The town is "reportedly strewn with corpses and with wounded awaiting evacuation," says the AP. According to the BBC, by the time the Colombian military reached the town five days after the attack, "it had become a ghost town."

President Andres Pastrana singled out the guerrillas for blame. "What happened here was genocide on the part of the FARC," he said. The paramilitary group fighting the FARC, the Defense Forces of Colombia (AUC), is officially outlawed but is reportedly supported by the national military.

FARC leaders aren't taking responsibility for the action, but say they lament it. "There was never any intention on our part to harm the community," the group said, blaming the AUC for being in the village in the first place.

Although this was Colombia's deadliest attack since its civil war began 38 years ago, it's far from the only incident of an attack on the country's Christian community. In March, for example, guerrillas assassinated Isaias Duarte Cancino, the Roman Catholic archbishop of Cali.

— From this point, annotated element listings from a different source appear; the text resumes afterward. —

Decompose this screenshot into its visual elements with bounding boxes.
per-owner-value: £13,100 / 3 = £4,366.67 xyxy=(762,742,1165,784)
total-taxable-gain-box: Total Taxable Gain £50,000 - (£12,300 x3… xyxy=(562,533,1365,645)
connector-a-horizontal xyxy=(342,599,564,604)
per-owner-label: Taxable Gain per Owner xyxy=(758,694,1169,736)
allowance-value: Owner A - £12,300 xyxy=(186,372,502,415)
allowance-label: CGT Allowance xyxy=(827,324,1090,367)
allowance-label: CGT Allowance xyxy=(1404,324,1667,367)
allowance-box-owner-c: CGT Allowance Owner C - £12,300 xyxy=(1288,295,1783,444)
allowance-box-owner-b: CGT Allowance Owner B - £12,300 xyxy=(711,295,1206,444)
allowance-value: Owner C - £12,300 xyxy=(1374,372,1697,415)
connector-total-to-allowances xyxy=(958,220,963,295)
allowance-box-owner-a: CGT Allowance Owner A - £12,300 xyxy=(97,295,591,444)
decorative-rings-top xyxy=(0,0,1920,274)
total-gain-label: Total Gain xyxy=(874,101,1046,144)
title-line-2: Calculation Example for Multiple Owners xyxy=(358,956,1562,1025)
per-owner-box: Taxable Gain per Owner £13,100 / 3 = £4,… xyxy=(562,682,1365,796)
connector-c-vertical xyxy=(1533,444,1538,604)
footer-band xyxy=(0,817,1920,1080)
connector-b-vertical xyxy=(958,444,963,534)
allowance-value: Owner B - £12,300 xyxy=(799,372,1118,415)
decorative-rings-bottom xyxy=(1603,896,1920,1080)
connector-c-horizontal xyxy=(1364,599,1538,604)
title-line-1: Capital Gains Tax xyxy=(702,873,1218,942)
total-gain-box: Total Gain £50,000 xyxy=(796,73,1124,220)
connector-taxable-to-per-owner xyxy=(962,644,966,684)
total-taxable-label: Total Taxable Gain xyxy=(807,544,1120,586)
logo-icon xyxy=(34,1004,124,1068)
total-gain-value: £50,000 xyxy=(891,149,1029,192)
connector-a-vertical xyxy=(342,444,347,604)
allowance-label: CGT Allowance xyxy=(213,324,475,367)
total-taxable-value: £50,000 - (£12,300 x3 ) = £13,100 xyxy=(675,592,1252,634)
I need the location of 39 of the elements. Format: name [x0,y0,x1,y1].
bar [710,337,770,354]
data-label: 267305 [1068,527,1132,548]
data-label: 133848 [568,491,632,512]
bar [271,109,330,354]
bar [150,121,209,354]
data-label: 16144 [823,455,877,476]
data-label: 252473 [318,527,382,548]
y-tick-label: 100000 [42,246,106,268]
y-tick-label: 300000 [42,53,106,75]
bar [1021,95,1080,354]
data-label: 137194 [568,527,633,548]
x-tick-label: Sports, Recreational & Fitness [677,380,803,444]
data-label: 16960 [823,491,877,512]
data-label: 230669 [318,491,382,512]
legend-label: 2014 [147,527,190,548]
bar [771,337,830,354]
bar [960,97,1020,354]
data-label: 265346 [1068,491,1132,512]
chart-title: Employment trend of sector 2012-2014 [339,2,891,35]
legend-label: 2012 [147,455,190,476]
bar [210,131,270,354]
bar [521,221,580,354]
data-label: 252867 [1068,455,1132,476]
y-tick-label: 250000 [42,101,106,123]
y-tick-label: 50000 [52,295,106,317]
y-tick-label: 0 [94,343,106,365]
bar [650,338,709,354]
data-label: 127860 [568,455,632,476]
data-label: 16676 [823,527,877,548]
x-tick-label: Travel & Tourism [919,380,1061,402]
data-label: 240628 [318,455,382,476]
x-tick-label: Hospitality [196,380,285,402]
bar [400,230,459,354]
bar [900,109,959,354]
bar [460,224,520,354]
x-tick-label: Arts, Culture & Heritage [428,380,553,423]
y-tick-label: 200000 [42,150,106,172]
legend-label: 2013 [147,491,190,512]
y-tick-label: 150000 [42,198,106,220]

U.S Commission on International Religious Freedom takes aim at U.S. policies
The informative annual report of the U.S. Commission on International Religious Freedom (USCIRF) was released Monday, but much of what it says has been said before. The report blasted China, Indonesia, North Korea, Sudan, Turkmenistan, Uzbekistan, and other countries for persecuting religious minorities, but also criticized the U.S. government for not doing much about it. "Actions taken by the executive branch in response to serious violations of religious freedom have been sporadic," the report says. "The [State] Department is without a plan as to how to implement IRFA's central statutory purpose." The panel again urged the State Department to add Saudi Arabia and Turkmenistan to its list of "countries of particular concern." India, Pakistan, Uzbekistan, and Vietnam should also be more closely monitored, said the group. But just watching and reporting isn't enough, says the USCIRF. The State Department has been reluctant to increase sanctions against the worst offenders, and has repeatedly disregarded USCIRF recommendations to "use the full range of available policy tools, especially in the case of China and Sudan, to take additional action."